Homes built before 1919 risk Halifax mortgage penalty

Homeowners buying and selling older draughty properties face a new penalty under Britain’s net zero drive, it is claimed.

The Halifax has announced a new regime that will see it decide how much it is willing to lend on a property by taking into account its green rating based on its Energy Performance Certificate (EPC).

Properties with a bad EPC rating are assumed to be more expensive to run, in terms of heating, hot water and cooking, which means any buyer would have less cash available to cover mortgage repayments.

These calculations will be taken into account when banks and building societies, such as the Halifax, decide how much they are prepared to lend.

The net effect of the change, which is expected to be followed by other banks and building societies, could create a two-tier market which benefits newer properties over older homes, which do not have the same level of insulation, double-glazing, solar panels or heat pumps as alternatives to central heating.

In future it could be become more difficult to borrow on homes built before 1919, where it could cost tens of thousands of pounds to install green improvements to reduce energy bills and running costs.

A property’s energy efficiency is rated with an EPC, ranging from A to G, with A being the most efficient. Customers with a high EPC rating, such as A or B, are assumed to have lower energy costs, and therefore may see a small increase in the maximum loan available on the property.

However, those buying a property with a low rating, such as F or G, may see a decrease in the available loan, according to Halifax.

In theory, buyers buying older, badly insulated, homes may not qualify for larger loans which may mean the prices of these properties will be knocked down.

A move by lenders to rely on EPCs to decide on home loans is likely to be controversial because there are concerns about their reliability.

EPCs have been criticised as “inaccurate” by consumer group Which?, and former housing secretary, Michael Gove, said there are “weaknesses” in the ratings system that drive “perverse outcomes”.

The move by Halifax is part of a wider move across the housing market to encourage and push property owners to cut household energy use in a drive to reach net zero targets.

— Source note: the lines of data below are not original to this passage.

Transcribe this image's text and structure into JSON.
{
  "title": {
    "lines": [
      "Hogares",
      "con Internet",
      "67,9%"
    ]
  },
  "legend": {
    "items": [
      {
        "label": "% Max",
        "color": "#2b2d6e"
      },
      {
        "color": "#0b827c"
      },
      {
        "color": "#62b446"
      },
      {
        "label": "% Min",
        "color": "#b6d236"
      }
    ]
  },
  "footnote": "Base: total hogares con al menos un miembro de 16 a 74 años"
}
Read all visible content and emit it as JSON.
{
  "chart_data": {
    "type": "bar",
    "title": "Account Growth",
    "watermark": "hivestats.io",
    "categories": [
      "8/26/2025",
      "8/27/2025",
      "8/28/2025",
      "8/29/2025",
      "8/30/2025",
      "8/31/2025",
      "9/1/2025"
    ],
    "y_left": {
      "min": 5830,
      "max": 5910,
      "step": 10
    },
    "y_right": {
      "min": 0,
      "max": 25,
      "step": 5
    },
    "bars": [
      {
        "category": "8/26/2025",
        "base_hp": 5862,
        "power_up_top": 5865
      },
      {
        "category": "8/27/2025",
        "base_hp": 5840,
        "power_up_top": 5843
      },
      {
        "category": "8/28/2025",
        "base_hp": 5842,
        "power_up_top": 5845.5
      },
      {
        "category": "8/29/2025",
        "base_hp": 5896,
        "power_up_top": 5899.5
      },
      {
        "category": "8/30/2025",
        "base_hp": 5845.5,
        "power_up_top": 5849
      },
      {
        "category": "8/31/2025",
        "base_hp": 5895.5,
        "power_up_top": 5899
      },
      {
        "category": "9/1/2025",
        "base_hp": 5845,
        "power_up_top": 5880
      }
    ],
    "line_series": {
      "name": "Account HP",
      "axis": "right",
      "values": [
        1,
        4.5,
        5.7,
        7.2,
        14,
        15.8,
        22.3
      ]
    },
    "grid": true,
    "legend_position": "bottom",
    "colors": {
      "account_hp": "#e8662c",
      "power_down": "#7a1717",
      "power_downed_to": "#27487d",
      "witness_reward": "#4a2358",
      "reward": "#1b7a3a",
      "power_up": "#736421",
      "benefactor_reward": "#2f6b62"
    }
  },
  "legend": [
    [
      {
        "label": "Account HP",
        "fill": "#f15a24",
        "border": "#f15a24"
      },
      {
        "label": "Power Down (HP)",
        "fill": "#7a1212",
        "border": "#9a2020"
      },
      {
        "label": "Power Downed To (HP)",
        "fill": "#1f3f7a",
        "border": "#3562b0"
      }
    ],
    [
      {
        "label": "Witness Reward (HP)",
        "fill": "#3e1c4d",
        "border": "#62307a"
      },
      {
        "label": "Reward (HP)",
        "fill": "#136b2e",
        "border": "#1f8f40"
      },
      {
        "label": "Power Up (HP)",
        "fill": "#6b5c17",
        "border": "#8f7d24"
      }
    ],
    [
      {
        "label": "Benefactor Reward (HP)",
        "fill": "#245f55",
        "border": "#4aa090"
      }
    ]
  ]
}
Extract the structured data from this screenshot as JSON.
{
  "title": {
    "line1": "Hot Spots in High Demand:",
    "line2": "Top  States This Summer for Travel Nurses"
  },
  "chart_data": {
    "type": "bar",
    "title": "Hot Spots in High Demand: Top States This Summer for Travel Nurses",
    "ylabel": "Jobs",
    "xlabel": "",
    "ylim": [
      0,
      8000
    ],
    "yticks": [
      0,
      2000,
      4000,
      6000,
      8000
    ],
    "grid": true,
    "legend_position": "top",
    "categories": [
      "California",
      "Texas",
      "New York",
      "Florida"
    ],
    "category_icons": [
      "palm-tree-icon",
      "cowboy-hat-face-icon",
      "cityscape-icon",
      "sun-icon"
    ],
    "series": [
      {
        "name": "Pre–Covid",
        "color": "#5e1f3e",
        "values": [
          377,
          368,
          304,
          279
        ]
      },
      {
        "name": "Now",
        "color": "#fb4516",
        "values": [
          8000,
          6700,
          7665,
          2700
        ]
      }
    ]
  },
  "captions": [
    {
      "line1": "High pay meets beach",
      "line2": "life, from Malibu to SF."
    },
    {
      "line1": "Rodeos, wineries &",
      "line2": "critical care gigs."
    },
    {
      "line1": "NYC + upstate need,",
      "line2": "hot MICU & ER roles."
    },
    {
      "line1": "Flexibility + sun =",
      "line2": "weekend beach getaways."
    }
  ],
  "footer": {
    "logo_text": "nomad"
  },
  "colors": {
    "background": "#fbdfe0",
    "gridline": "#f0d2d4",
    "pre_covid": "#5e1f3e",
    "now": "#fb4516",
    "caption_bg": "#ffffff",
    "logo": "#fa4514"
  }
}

Separately, the Energy Secretary, Ed Miliband, has reintroduced green targets for property investors, including buy to let landlords, who will be forced to upgrade their buildings to a minimum C rating by 2030.

The changes introduced by the Halifax mean will be no change to the loan available for properties with a C, D or E rating or where the EPC is unknown.

The new approach has sparked fears that buyers and sellers of older properties will be unfairly penalised.

Alice Haine, at Bestinvest by Evelyn Partners, told the Telegraph: “Green upgrades can be very expensive and while incentivising homeowners to make better choices is beneficial for the overall energy efficiency of the country’s housing stock, it risks creating a two-tier market where only those with the deepest pockets or those owning the newest houses can benefit.”

It could also negatively impact the housing market, Ms Haine has warned.

She added: “With the risk that older properties that require more substantial investment could see their values plummet, owners may be deterred from selling for fear they won’t secure the price they want. This could create a log jam in the market.”

Matt Thompson, of estate agency Chestertons, said EPCs will become a “focal point” for buyers. He highlighted how areas with a high proportion of older properties, such as London, may be harder hit.

For example, in Haringey, north London, 54.3 percent of properties were built before 1919, according to the Health Foundation.

Mr Thompson said: “Buyers have already been squeezed with interest rates. If they’re squeezed by EPCS, they will have to compromise even further on what they can buy.”

Earlier this year, Which? called for an overhaul of the EPC system as the ratings are “inaccurate”.

It argued that EPC ratings confuse homeowners, landlords and tenants. They have led to some homeowners spending thousands of pounds on energy-efficient upgrades.

According to the Office for National Statistics, around eight million homes in England and Wales have an EPC rating of C or lower.

Andrew Boast, of SAM Conveyancing, said the decision by Halifax to link home loans to EPC ratings will slow down the housing market.

He said: “Older homes, which often make up the bulk of the F- and G-rated properties, are likely to be disproportionately affected. These homes already come with higher maintenance and running costs, and Halifax’s change will further compound the financial barrier for prospective buyers and sellers.”

Amanda Bryden, of Halifax, said: “We know that typically, more energy efficient homes are cheaper to run. Using EPC data and energy bill analysis, we’re able to reflect that in mortgage affordability.”